Braunschweig. Die Kitas sollen stufenweise wieder geöffnet werden. Doch das wird vielen Müttern und Vätern nicht helfen.

Wenn Wolfgang Kraemer am Kummertelefon sitzt, bekommt er Geschichten wie diese zu hören: Eine Mutter, alleinerziehend mit kleinen Kindern, arbeitet als Reinigungskraft in Braunschweig. Einen Platz in der Notbetreuung der Kita hat sie in der Corona-Krise nicht bekommen. Also hat sie Sonderurlaub nehmen müssen, um auf ihre Kinder aufzupassen. „Wenn dieser ausläuft, weiß sie nicht weiter“, sagt Kraemer. Wird sie ihre Kinder wieder in die Kita schicken können, wenn die Notbetreuung erweitert wird? Wird sie ihre Arbeit verlieren?
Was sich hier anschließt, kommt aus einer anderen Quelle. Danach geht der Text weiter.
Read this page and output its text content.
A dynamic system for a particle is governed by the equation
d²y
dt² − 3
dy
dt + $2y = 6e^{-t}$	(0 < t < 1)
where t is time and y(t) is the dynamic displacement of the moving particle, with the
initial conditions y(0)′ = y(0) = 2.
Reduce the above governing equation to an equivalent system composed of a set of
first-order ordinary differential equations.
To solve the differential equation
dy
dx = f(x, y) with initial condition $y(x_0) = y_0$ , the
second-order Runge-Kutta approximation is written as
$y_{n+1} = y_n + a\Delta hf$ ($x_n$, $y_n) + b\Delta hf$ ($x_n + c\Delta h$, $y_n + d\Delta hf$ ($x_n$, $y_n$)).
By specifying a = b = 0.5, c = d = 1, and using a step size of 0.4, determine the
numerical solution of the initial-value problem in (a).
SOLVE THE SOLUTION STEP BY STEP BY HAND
Wolfgang Kraemer ist stellvertretender Vorsitzender des Ortsverbands alleinerziehender Mütter und Väter in Braunschweig. Täglich klingelt bei ihm derzeit das Telefon, in der Leitung sind dann häufig Eltern, die sich um das Wohl ihrer Kinder sorgen oder nicht mehr wissen, wie sie den Alltag bewältigen sollen. Kraemer nennt ein weiteres Beispiel: Eine Mutter, die als Dozentin tätig ist, arbeitet derzeit im Homeoffice. An Telefon- oder Videokonferenzen kann sie sich kaum beteiligen, weil ständig ihr fünfjähriger Sohn dazwischen platzt. Sich um das Kind kümmern, aufräumen, kochen – das läuft alles nebenbei. Viele Eltern haben daher das Gefühl, weder ihren Kindern, noch dem Beruf gerecht werden zu können. Wie lange hält man das noch durch? Viele Fragen, viele Unsicherheiten, viel Verzweiflung.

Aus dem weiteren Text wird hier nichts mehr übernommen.